Bear in mind that leaders are not only responsible for directing and instructing lab members, but also listening to the employees they are managing. Additionally, listening to the members of your lab is crucial since you could learn a lot from their feedback. Arrange brainstorming sessions, as these can help make lab members feel more capable of coming up with good ideas for themselves and the group and inspires creativity. It also gives lab members a feeling of appreciation as well as a learning opportunity.

Focus on Employee Success

Lab management involves taking responsibility for fixing issues when they occur.

Clear expectations and standards from the start are the best methods for preventing issues with employees. Frequently, problems arise because employees are not informed of their responsibilities and don’t know how to carry them out efficiently. Lab members are unlikely to perform exactly how you want them to without clear expectations. Maintaining lab standards is equally important.
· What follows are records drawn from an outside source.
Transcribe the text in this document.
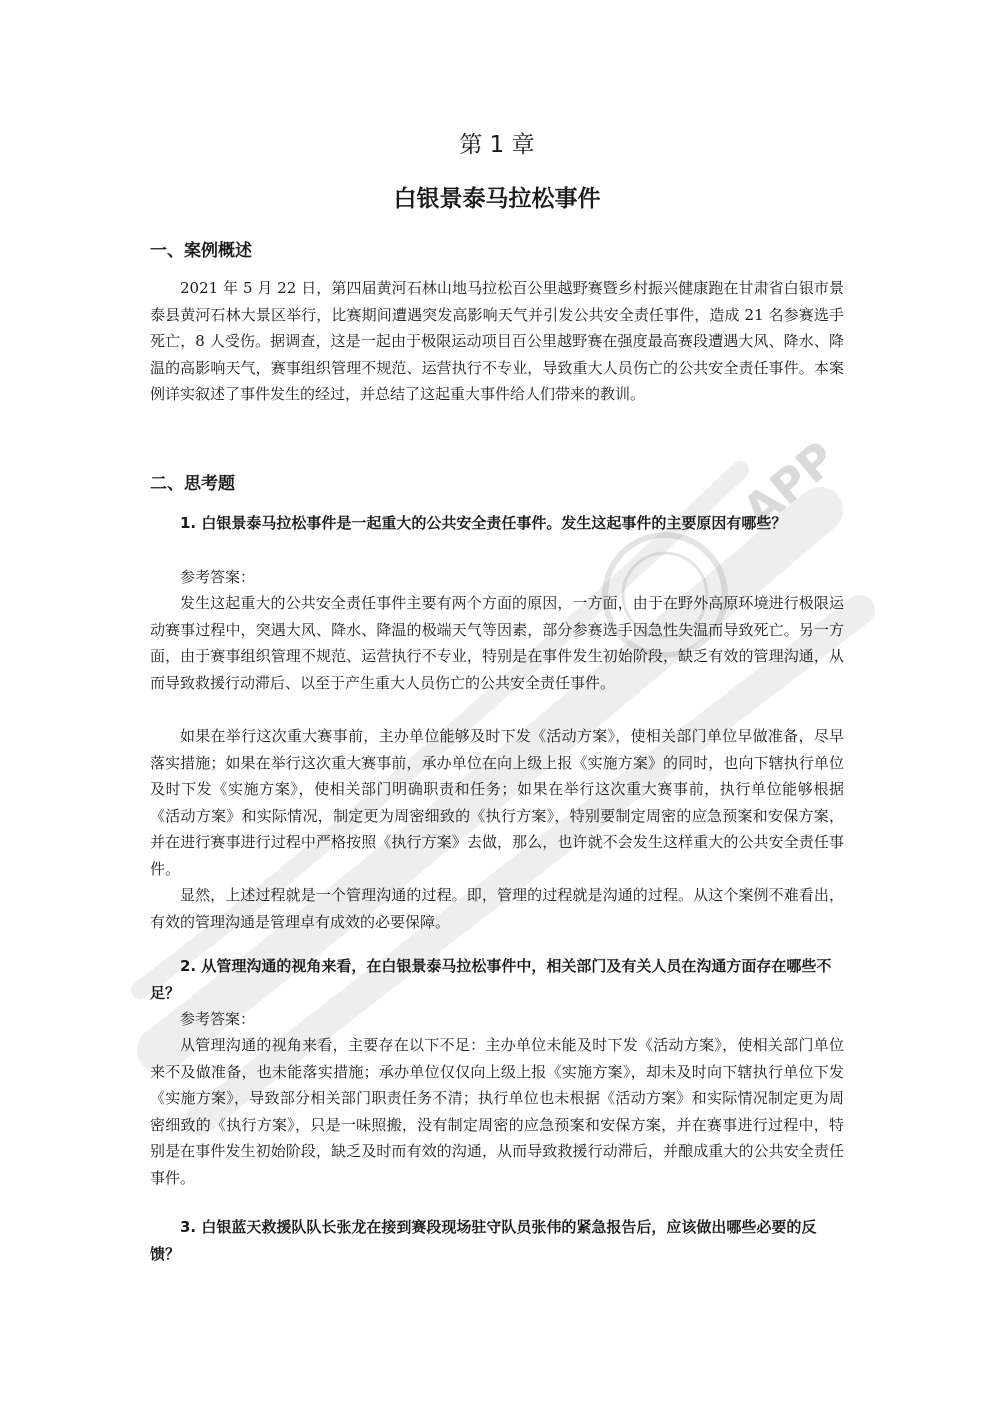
APP
第 1 章
白银景泰马拉松事件
一、案例概述

2021 年 5 月 22 日，第四届黄河石林山地马拉松百公里越野赛暨乡村振兴健康跑在甘肃省白银市景泰县黄河石林大景区举行，比赛期间遭遇突发高影响天气并引发公共安全责任事件，造成 21 名参赛选手死亡，8 人受伤。据调查，这是一起由于极限运动项目百公里越野赛在强度最高赛段遭遇大风、降水、降温的高影响天气，赛事组织管理不规范、运营执行不专业，导致重大人员伤亡的公共安全责任事件。本案例详实叙述了事件发生的经过，并总结了这起重大事件给人们带来的教训。

二、思考题

1. 白银景泰马拉松事件是一起重大的公共安全责任事件。发生这起事件的主要原因有哪些？

参考答案：

发生这起重大的公共安全责任事件主要有两个方面的原因，一方面，由于在野外高原环境进行极限运动赛事过程中，突遇大风、降水、降温的极端天气等因素，部分参赛选手因急性失温而导致死亡。另一方面，由于赛事组织管理不规范、运营执行不专业，特别是在事件发生初始阶段，缺乏有效的管理沟通，从而导致救援行动滞后、以至于产生重大人员伤亡的公共安全责任事件。

如果在举行这次重大赛事前，主办单位能够及时下发《活动方案》，使相关部门单位早做准备，尽早落实措施；如果在举行这次重大赛事前，承办单位在向上级上报《实施方案》的同时，也向下辖执行单位及时下发《实施方案》，使相关部门明确职责和任务；如果在举行这次重大赛事前，执行单位能够根据《活动方案》和实际情况，制定更为周密细致的《执行方案》，特别要制定周密的应急预案和安保方案，并在进行赛事进行过程中严格按照《执行方案》去做，那么，也许就不会发生这样重大的公共安全责任事件。

显然，上述过程就是一个管理沟通的过程。即，管理的过程就是沟通的过程。从这个案例不难看出，有效的管理沟通是管理卓有成效的必要保障。

2. 从管理沟通的视角来看，在白银景泰马拉松事件中，相关部门及有关人员在沟通方面存在哪些不足？

参考答案：

从管理沟通的视角来看，主要存在以下不足：主办单位未能及时下发《活动方案》，使相关部门单位来不及做准备，也未能落实措施；承办单位仅仅向上级上报《实施方案》，却未及时向下辖执行单位下发《实施方案》，导致部分相关部门职责任务不清；执行单位也未根据《活动方案》和实际情况制定更为周密细致的《执行方案》，只是一味照搬，没有制定周密的应急预案和安保方案，并在赛事进行过程中，特别是在事件发生初始阶段，缺乏及时而有效的沟通，从而导致救援行动滞后，并酿成重大的公共安全责任事件。

3. 白银蓝天救援队队长张龙在接到赛段现场驻守队员张伟的紧急报告后，应该做出哪些必要的反馈？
When focusing on employee success, you also need to make sure you’re praising lab members for a job well done and encouraging them when they’re struggling with a particular project or task. When people are happy and working toward a goal instead of avoiding punishment, they are more likely to be productive and produce high-quality work.

Last but not least, you should try to give each lab member a sense of control over what they do. Try to avoid micromanaging and instead encourage lab workers to think for themselves and solve their own problems.

Despite being a lab manager, your focus and passion probably still lies with the science and research itself. If you want to be able to focus on research, you need to be able to plan, organize, lead, and control the lab you run. Good management skills are important, and they take a while to hone, but with some time, effort, and patience, you should easily be able to lead your lab to success.